Oscars 2026 recap: The biggest winners and best moments
Host Conan O'Brien guided viewers through the evening.
The biggest and brightest stars from across Hollywood and the world of entertainment gathered in Los Angeles on Sunday for the 98th Academy Awards.
"One Battle After Another" won the Oscar for best picture, while Jessie Buckley and Michael B. Jordan took home the Academy Awards for leading actress and leading actor. "One Battle After Another" won six total Oscars -- including best picture -- out of 13 nominations.
Scroll below to see how the night unfolded.
Key Headlines
'Bridesmaids' cast reunites onstage
The Oscars brought the cast of "Bridesmaids" together 15 years after the film’s 2011 release.
Rose Byrne, who is nominated for best actress this year for "If I Had Legs I'd Kick You," was joined onstage by Kristen Wiig, Maya Rudolph, Melissa McCarthy and Ellie Kemper to present the award for best original score.
McCarthy said on the red carpet earlier in the evening that she would film another “Bridesmaids” movie immediately, saying, “We really need comedies.”
'Mr. Nobody Against Putin' wins Oscar for best documentary feature film
"Mr. Nobody Against Putin" won the Oscar for best documentary feature film.

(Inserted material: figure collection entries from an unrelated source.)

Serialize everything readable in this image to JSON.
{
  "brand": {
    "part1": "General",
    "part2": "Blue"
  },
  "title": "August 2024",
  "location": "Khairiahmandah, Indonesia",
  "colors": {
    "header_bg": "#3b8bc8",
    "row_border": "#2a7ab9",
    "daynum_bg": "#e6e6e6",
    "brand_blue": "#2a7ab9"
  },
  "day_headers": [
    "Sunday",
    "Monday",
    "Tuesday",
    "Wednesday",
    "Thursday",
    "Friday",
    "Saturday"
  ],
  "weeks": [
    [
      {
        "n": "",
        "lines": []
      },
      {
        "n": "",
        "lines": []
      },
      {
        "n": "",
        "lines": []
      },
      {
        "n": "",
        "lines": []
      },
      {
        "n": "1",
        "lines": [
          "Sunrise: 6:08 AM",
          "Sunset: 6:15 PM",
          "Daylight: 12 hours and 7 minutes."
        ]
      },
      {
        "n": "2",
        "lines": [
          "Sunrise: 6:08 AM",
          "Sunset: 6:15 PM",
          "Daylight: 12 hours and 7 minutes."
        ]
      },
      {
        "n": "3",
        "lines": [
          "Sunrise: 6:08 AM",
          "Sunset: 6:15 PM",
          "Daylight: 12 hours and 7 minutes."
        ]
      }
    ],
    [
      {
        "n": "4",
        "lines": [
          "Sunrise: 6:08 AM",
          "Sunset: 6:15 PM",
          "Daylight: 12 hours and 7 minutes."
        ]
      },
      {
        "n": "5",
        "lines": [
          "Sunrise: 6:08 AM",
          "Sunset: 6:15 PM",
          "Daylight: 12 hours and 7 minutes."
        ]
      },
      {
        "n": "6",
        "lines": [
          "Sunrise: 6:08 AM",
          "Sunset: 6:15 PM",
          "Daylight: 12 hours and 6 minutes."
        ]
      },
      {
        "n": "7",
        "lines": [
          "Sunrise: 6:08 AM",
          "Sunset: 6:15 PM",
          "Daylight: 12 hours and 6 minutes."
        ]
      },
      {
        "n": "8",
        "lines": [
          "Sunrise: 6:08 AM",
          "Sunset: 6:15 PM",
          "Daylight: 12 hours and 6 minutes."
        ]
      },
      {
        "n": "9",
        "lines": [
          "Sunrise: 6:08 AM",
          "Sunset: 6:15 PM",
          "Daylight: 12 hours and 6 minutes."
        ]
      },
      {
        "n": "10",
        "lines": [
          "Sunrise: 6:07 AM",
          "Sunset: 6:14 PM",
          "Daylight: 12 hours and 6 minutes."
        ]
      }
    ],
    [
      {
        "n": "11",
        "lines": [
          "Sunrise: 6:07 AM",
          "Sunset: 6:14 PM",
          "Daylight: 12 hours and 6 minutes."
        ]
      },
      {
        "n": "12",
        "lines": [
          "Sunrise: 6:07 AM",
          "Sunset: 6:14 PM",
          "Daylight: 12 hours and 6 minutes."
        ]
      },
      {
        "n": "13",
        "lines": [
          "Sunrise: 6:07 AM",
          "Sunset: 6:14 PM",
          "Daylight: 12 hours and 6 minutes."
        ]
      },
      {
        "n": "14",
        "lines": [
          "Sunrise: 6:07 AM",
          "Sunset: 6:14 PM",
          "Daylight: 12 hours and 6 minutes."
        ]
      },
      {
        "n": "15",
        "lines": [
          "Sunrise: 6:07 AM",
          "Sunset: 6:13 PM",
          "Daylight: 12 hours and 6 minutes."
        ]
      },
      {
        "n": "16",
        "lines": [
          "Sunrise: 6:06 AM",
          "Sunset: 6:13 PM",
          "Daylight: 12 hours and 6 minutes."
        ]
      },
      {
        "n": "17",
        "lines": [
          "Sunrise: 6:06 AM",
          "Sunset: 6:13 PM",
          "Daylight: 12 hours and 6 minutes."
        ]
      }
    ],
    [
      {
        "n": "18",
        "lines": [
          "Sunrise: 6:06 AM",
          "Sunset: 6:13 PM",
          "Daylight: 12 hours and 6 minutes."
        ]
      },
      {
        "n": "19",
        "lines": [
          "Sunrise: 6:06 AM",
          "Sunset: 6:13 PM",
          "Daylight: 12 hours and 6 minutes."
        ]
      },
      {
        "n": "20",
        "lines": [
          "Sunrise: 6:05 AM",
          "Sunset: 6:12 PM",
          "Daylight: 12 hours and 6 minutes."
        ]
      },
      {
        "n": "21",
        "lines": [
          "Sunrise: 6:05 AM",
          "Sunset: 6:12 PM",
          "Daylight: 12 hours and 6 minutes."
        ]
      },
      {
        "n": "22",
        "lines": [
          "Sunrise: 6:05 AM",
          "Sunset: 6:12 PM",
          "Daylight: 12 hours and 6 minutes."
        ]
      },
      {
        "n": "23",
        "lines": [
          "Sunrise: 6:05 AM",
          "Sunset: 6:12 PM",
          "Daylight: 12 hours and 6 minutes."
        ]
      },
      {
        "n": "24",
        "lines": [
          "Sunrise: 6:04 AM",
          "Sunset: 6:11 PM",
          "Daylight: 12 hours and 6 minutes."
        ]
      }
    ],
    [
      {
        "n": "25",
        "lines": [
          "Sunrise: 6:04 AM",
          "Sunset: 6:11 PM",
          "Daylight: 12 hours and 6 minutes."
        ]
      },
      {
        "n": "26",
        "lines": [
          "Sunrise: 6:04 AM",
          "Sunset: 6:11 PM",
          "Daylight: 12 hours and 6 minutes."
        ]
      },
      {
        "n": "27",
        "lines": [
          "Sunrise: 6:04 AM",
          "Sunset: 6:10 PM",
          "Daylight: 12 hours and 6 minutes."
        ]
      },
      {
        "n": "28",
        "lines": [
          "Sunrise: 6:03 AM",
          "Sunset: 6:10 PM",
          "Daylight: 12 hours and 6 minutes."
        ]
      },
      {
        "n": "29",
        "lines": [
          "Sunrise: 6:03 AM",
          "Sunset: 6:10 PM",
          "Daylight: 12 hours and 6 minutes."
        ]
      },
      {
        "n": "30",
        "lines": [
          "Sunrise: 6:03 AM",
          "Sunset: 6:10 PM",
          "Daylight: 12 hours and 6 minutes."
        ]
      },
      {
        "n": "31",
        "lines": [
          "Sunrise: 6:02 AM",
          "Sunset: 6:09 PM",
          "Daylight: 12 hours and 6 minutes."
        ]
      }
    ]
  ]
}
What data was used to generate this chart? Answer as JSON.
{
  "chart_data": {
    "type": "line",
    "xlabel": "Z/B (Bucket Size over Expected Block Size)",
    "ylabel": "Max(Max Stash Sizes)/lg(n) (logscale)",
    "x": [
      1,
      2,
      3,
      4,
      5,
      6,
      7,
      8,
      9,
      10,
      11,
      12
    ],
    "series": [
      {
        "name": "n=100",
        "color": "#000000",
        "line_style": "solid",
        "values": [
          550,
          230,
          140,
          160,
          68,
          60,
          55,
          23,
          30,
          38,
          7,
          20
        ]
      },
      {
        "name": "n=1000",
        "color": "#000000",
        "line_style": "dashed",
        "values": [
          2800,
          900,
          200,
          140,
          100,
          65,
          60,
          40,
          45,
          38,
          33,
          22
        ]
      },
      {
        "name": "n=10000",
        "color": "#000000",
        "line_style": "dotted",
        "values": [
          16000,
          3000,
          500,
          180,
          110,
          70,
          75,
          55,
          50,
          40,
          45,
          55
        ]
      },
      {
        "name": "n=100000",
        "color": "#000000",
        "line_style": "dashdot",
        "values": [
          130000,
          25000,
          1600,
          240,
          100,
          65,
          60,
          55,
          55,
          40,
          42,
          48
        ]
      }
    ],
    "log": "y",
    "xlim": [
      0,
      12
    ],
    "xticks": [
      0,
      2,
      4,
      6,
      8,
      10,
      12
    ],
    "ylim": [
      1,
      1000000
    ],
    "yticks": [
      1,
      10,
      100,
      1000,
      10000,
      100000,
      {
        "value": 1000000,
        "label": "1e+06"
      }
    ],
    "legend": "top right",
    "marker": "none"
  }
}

David Borenstein, the film’s co-director, shared a powerful message while accepting the award, saying the film "is about how you lose your country."
"What we saw when working with this footage, it’s that you lose it through countless small little acts of complicity. When we act complicit, when a government murders people on the streets of our major cities. When we don't say anything, when oligarchs take over the media and control how we can produce it and consume it," Borenstein said.
Other nominees in the category included "The Alabama Solution," "Come See Me in the Good Light," "Cutting Through Rocks," and "The Perfect Neighbor."
'All the Empty Rooms' wins Oscar for best documentary short film
"All the Empty Rooms,” which documents the bedrooms left behind when children are killed in school shootings, won the Oscar for best documentary short film.
Gloria Cazares, whose 9-year-old daughter Jackie was killed in the 2022 Robb Elementary School mass shooting in Uvalde, Texas, and whose bedroom was among those included in the documentary, spoke onstage as the filmmakers accepted the Oscar.
Since Jackie’s murder, “her bedroom has been frozen in time,” Cazares said.
“Jackie is more than just a headline. She is our light and our life," she said. "Gun violence is now the No. 1 cause of death in kids and teens. We believe that if the world could see their empty bedrooms, we would be a different America. Thank you.”
Other nominees in the category were "Armed Only with a Camera: The Life and Death of Brent Renaud," "Children No More: 'Were and Are Gone'," "The Devil is Busy" and "Perfectly a Strangeness."
'Avatar: Fire and Ash' wins Oscar for best visual effects
Joe Letteri, Richard Baneham, Eric Saindon, and Daniel Barrett have won the Oscar for best visual effects for the film "Avatar: Fire and Ash."
Other nominees in the category included "F1" (Ryan Tudhope, Nicolas Chevallier, Robert Harrington, and Keith Dawson); "Jurassic World Rebirth" (David Vickery, Stephen Aplin, Charmaine Chan, and Neil Corbould); "The Lost Bus" (Charlie Noble, David Zaretti, Russell Bowen, and Brandon K. McLaughlin); and "Sinners" (Michael Ralla, Espen Nordahl, Guido Wolter, and Donnie Dean).